JSON_PATH = "data.json"
SAMPLE_RATE = 22050
DURATION = 30 #measured in seconds
SAMPLES_PER_TRACK = SAMPLE_RATE * DURATION
def save_mfcc(dataset_path, json_path, n_mfcc = 13, n_fft = 2048, hop_length = 512, num_segments = 5):
#dictionary to store data
data = {
"mapping": [],
"mfcc": [], #outer len of mfcc and labels are correlated to num_segments
"labels": []
}
num_of_samples_per_segment = int(SAMPLES_PER_TRACK/num_segments)
#one mfcc complex vector associated with each segment per hop length
expected_num_mfcc_vectors_per_segment = math.ceil(num_of_samples_per_segment / hop_length)
# loop through all the genres
for i, (dirpath, dirnames, filenames) in enumerate(os.walk(dataset_path)):
#first iteration of os.walk() gives the dataset path, i is the label for each genre
#ensure we are at sub folder level
if dirpath is not dataset_path:
#save semantic label
dirpath_components = os.path.split(dirpath)
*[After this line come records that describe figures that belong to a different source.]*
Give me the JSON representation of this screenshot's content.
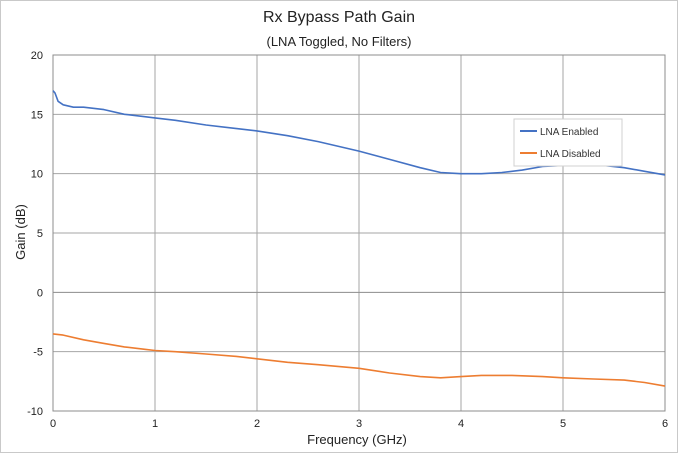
{
  "chart_data": {
    "type": "line",
    "title": "Rx Bypass Path Gain",
    "subtitle": "(LNA Toggled, No Filters)",
    "xlabel": "Frequency (GHz)",
    "ylabel": "Gain (dB)",
    "xlim": [
      0,
      6
    ],
    "ylim": [
      -10,
      20
    ],
    "xticks": [
      0,
      1,
      2,
      3,
      4,
      5,
      6
    ],
    "yticks": [
      -10,
      -5,
      0,
      5,
      10,
      15,
      20
    ],
    "grid": true,
    "legend_position": "top-right",
    "series": [
      {
        "name": "LNA Enabled",
        "color": "#4472c4",
        "x": [
          0.0,
          0.02,
          0.05,
          0.1,
          0.2,
          0.3,
          0.5,
          0.7,
          0.9,
          1.0,
          1.2,
          1.5,
          1.8,
          2.0,
          2.3,
          2.6,
          3.0,
          3.3,
          3.6,
          3.8,
          4.0,
          4.2,
          4.4,
          4.6,
          4.8,
          5.0,
          5.2,
          5.4,
          5.6,
          5.8,
          6.0
        ],
        "y": [
          17.0,
          16.8,
          16.1,
          15.8,
          15.6,
          15.6,
          15.4,
          15.0,
          14.8,
          14.7,
          14.5,
          14.1,
          13.8,
          13.6,
          13.2,
          12.7,
          11.9,
          11.2,
          10.5,
          10.1,
          10.0,
          10.0,
          10.1,
          10.3,
          10.6,
          10.7,
          10.8,
          10.7,
          10.5,
          10.2,
          9.9
        ]
      },
      {
        "name": "LNA Disabled",
        "color": "#ed7d31",
        "x": [
          0.0,
          0.1,
          0.3,
          0.5,
          0.7,
          0.9,
          1.0,
          1.2,
          1.5,
          1.8,
          2.0,
          2.3,
          2.6,
          3.0,
          3.3,
          3.6,
          3.8,
          4.0,
          4.2,
          4.5,
          4.8,
          5.0,
          5.3,
          5.6,
          5.8,
          6.0
        ],
        "y": [
          -3.5,
          -3.6,
          -4.0,
          -4.3,
          -4.6,
          -4.8,
          -4.9,
          -5.0,
          -5.2,
          -5.4,
          -5.6,
          -5.9,
          -6.1,
          -6.4,
          -6.8,
          -7.1,
          -7.2,
          -7.1,
          -7.0,
          -7.0,
          -7.1,
          -7.2,
          -7.3,
          -7.4,
          -7.6,
          -7.9
        ]
      }
    ]
  }
}
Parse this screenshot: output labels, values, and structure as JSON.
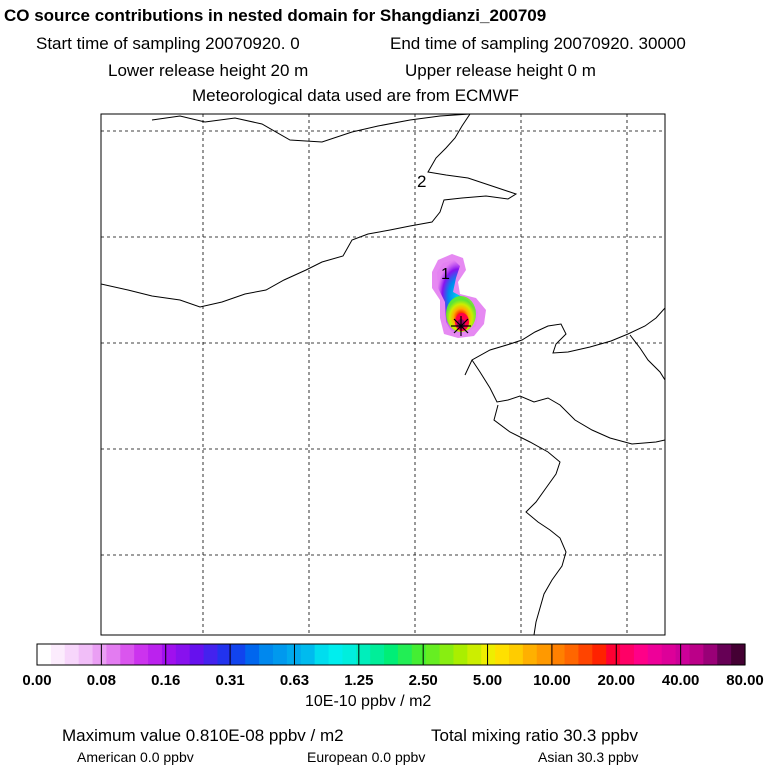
{
  "header": {
    "title": "CO  source contributions in nested domain for Shangdianzi_200709",
    "start_time": "Start time of sampling 20070920.     0",
    "end_time": "End time of sampling 20070920. 30000",
    "lower_release": "Lower release height   20 m",
    "upper_release": "Upper release height    0 m",
    "met_data": "Meteorological data used are from ECMWF"
  },
  "map": {
    "markers": [
      {
        "label": "1",
        "desc": "trajectory-day-1"
      },
      {
        "label": "2",
        "desc": "trajectory-day-2"
      }
    ],
    "receptor_symbol": "star-icon"
  },
  "colorbar": {
    "tick_labels": [
      "0.00",
      "0.08",
      "0.16",
      "0.31",
      "0.63",
      "1.25",
      "2.50",
      "5.00",
      "10.00",
      "20.00",
      "40.00",
      "80.00"
    ],
    "units": "10E-10 ppbv / m2",
    "colors": [
      "#ffffff",
      "#fcecfd",
      "#f7d6fb",
      "#f1bef8",
      "#ea9ff4",
      "#e37cf1",
      "#da55ee",
      "#cc33ee",
      "#bb22ee",
      "#a010ee",
      "#8811ee",
      "#6611ee",
      "#4422ee",
      "#2233ee",
      "#1144ee",
      "#0066ee",
      "#0088ee",
      "#0099ee",
      "#00aaee",
      "#00bbee",
      "#00ddee",
      "#00eeee",
      "#00eedd",
      "#00eebb",
      "#00ee99",
      "#00ee77",
      "#22ee55",
      "#44ee33",
      "#66ee22",
      "#88ee11",
      "#aaee00",
      "#ccee00",
      "#eeee00",
      "#ffe000",
      "#ffcc00",
      "#ffb000",
      "#ff9900",
      "#ff8000",
      "#ff6600",
      "#ff4400",
      "#ff2200",
      "#ff0033",
      "#ff0066",
      "#ff0088",
      "#ee0099",
      "#dd0099",
      "#cc0099",
      "#bb0088",
      "#990077",
      "#660055",
      "#440033"
    ]
  },
  "footer": {
    "max_value": "Maximum value  0.810E-08 ppbv / m2",
    "total": "Total mixing ratio      30.3 ppbv",
    "american": "American       0.0 ppbv",
    "european": "European       0.0 ppbv",
    "asian": "Asian      30.3 ppbv"
  }
}
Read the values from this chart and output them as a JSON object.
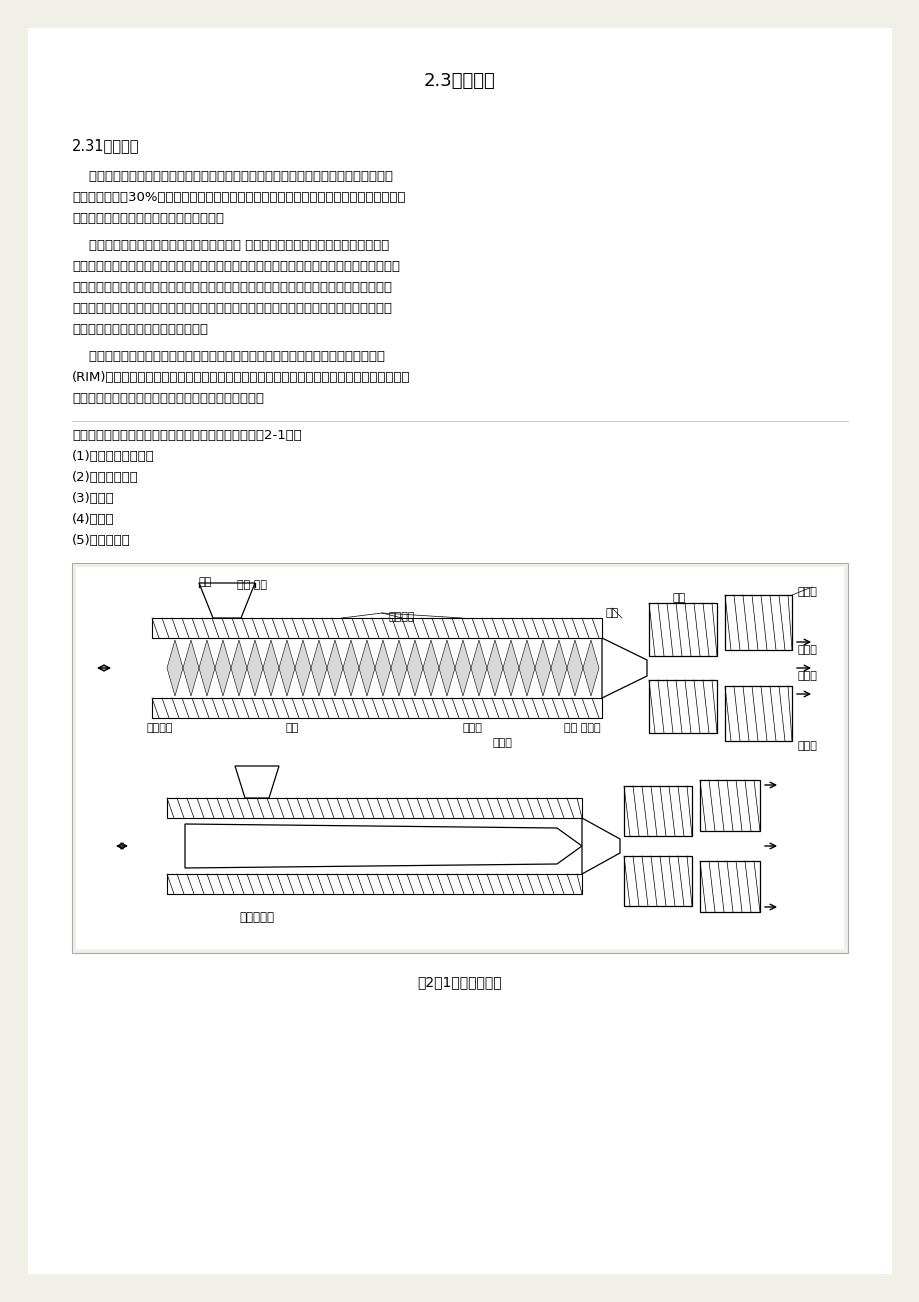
{
  "bg_color": "#f0efe8",
  "page_bg": "#ffffff",
  "title": "2.3注射成型",
  "section_title": "2.31注射成型",
  "para1_lines": [
    "    注塑主要用于热塑性塑料零件的生产，也是最古老的方法之一。目前注塑成型占所有塑",
    "料树脂消费量的30%。典型的注塑产品是杯，容器，工具外壳，手柄，旋钮，电气和通信部",
    "件（如电话接收器），玩具，和水暖配件。"
  ],
  "para2_lines": [
    "    聚合物熔体由于其分子量高，所以粘度很高 他们不能像金属一样在重力流作用下直接",
    "倒进模具中，但在高压下，必须强制进入模具中。因此，金属铸件的力学性能主要是由模具壁",
    "的传热率决定的，这决定了在最后的铸造中晶粒尺寸和晶粒取向。在注射成型中的熔体注射",
    "在高压力产生的剪切力是最终在材料的分子取向的主要原因。因此，成品的机械性能受模具",
    "内注入条件和的冷却条件两者的影响。"
  ],
  "para3_lines": [
    "    注塑已应用于热塑性塑料和热固性材料，泡沫部分，并已修改以产生的反应注射成型",
    "(RIM)过程中，热固性树脂系统的两个组件同时注入和快速聚合在模具内。然而大多数注射成",
    "型是热塑性塑料进行，后面的讨论集中于这样的造型。"
  ],
  "list_intro": "一个典型的注塑成型周期或序列由五个阶段组成（见图2-1）：",
  "list_items": [
    "(1)注射或模具填充；",
    "(2)包装或压缩；",
    "(3)保压；",
    "(4)冷却；",
    "(5)部分弹射。"
  ],
  "fig_caption": "图2－1注射成型过程",
  "sub_label": "旋转和往复"
}
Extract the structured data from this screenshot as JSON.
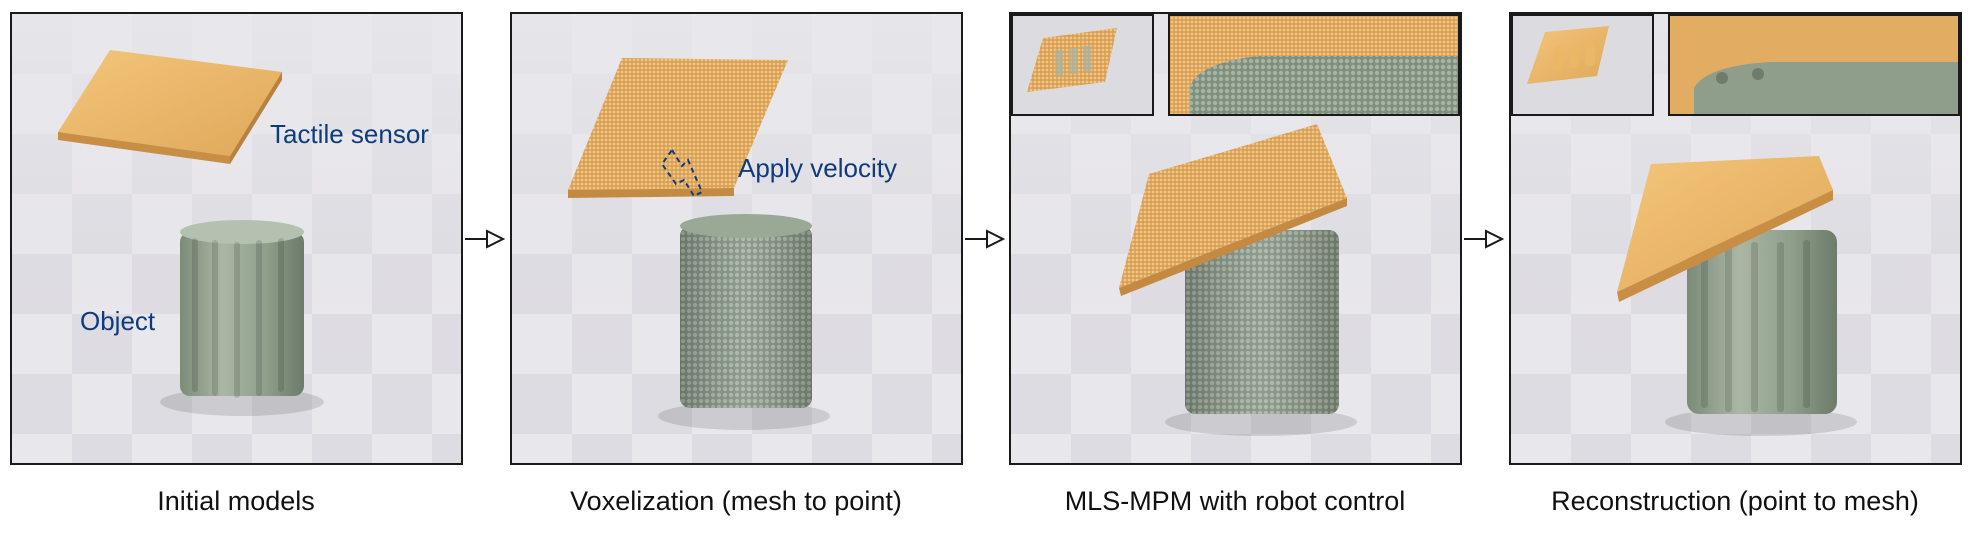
{
  "panels": [
    {
      "caption": "Initial models",
      "labels": {
        "sensor": "Tactile sensor",
        "object": "Object"
      }
    },
    {
      "caption": "Voxelization (mesh to point)",
      "labels": {
        "velocity": "Apply velocity"
      }
    },
    {
      "caption": "MLS-MPM with robot control"
    },
    {
      "caption": "Reconstruction (point to mesh)"
    }
  ],
  "colors": {
    "label": "#0f3b7d",
    "sensor": "#e7b56a",
    "object": "#8b9c87",
    "border": "#1a1a1a"
  },
  "icons": {
    "flow_arrow": "right-triangle-arrow-icon",
    "velocity": "dashed-down-arrow-icon"
  }
}
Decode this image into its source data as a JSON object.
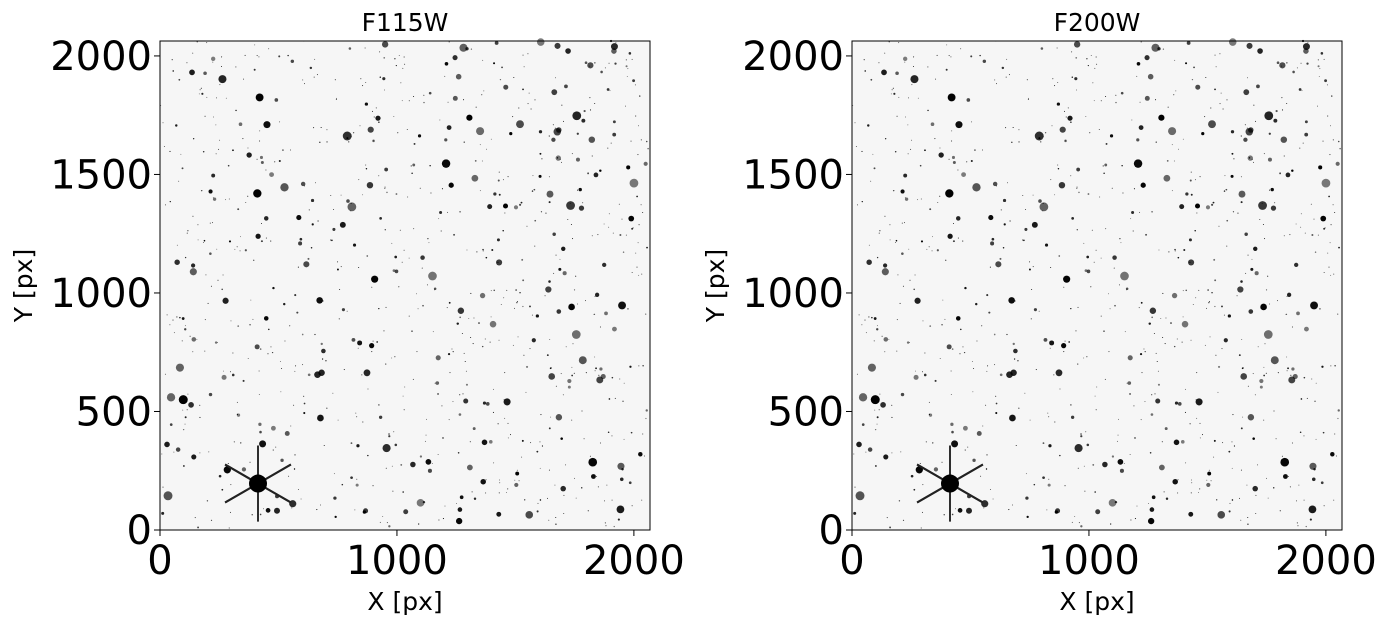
{
  "chart_data": [
    {
      "type": "image",
      "title": "F115W",
      "xlabel": "X [px]",
      "ylabel": "Y [px]",
      "xlim": [
        0,
        2068
      ],
      "ylim": [
        0,
        2063
      ],
      "xticks": [
        0,
        1000,
        2000
      ],
      "yticks": [
        0,
        500,
        1000,
        1500,
        2000
      ]
    },
    {
      "type": "image",
      "title": "F200W",
      "xlabel": "X [px]",
      "ylabel": "Y [px]",
      "xlim": [
        0,
        2068
      ],
      "ylim": [
        0,
        2063
      ],
      "xticks": [
        0,
        1000,
        2000
      ],
      "yticks": [
        0,
        500,
        1000,
        1500,
        2000
      ]
    }
  ]
}
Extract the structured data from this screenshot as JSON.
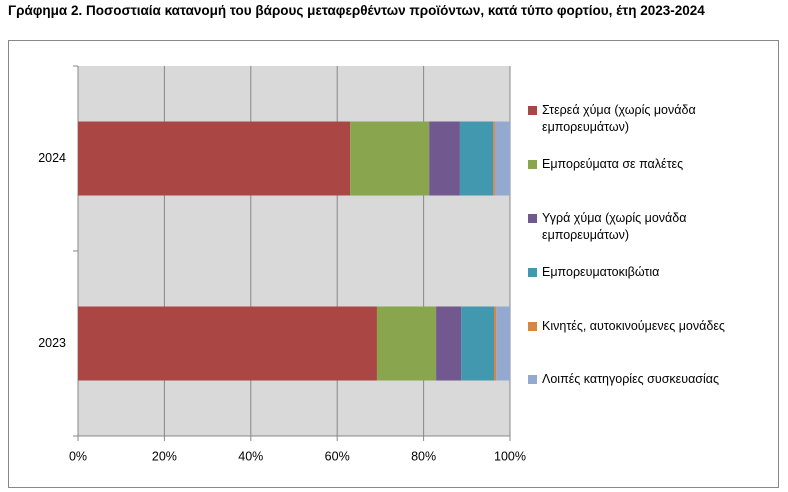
{
  "chart_data": {
    "type": "stacked_barh",
    "title": "Γράφημα 2. Ποσοστιαία κατανομή του βάρους μεταφερθέντων προϊόντων, κατά τύπο φορτίου, έτη 2023-2024",
    "categories": [
      "2024",
      "2023"
    ],
    "series": [
      {
        "name": "Στερεά χύμα (χωρίς μονάδα εμπορευμάτων)",
        "color": "#aa4643",
        "values": [
          63.0,
          69.2
        ]
      },
      {
        "name": "Εμπορεύματα σε παλέτες",
        "color": "#89a54e",
        "values": [
          18.3,
          13.7
        ]
      },
      {
        "name": "Υγρά χύμα (χωρίς μονάδα εμπορευμάτων)",
        "color": "#71588f",
        "values": [
          7.1,
          5.8
        ]
      },
      {
        "name": "Εμπορευματοκιβώτια",
        "color": "#4198af",
        "values": [
          7.7,
          7.6
        ]
      },
      {
        "name": "Κινητές, αυτοκινούμενες μονάδες",
        "color": "#db843d",
        "values": [
          0.4,
          0.5
        ]
      },
      {
        "name": "Λοιπές κατηγορίες συσκευασίας",
        "color": "#93a9cf",
        "values": [
          3.5,
          3.2
        ]
      }
    ],
    "xlim": [
      0,
      100
    ],
    "xticks": [
      {
        "value": 0,
        "label": "0%"
      },
      {
        "value": 20,
        "label": "20%"
      },
      {
        "value": 40,
        "label": "40%"
      },
      {
        "value": 60,
        "label": "60%"
      },
      {
        "value": 80,
        "label": "80%"
      },
      {
        "value": 100,
        "label": "100%"
      }
    ],
    "grid": true,
    "legend": "right"
  }
}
semantic_label = dirpath_components[-1]
data["mapping"].append(semantic_label)
print("processing: {}",format(semantic_label))
# process files for a specific genre
for f in filenames:
#load audio file
file_path = os.path.join(dirpath, f)
signal, sr = librosa.load(file_path,sr=SAMPLE_RATE)
#extract the mfcc for each segment for each signal
for s in len(num_segments):
start_sample = num_of_samples_per_segment * s
end_sample = num_of_samples_per_segment + start_sample
mfcc = librosa.feature.mfcc(signal[start_sample:end_sample],sr=sr,n_fft=n_fft,hop_length=hop_length,n_mfcc=n_mfcc)
mfcc = mfcc.T
#store mfcc for segment if it has expeted length
if len(mfcc) == expected_num_mfcc_vectors_per_segment:
data["mfcc"].append(mfcc.tolist())
data["labels"].append(i-1)
print("{}, segment:{}",format(file_path, s+1))
with open(json_path,"w") as fp:
json.dump(data,fp,indent=4)
if __name__ == "__main__":
save_mfcc(DATASET_PATH,JSON_PATH,num_segments=10)
so clearly librosa.load() isn’t working for some reason.
I tried running the python file and I expected a return code 0.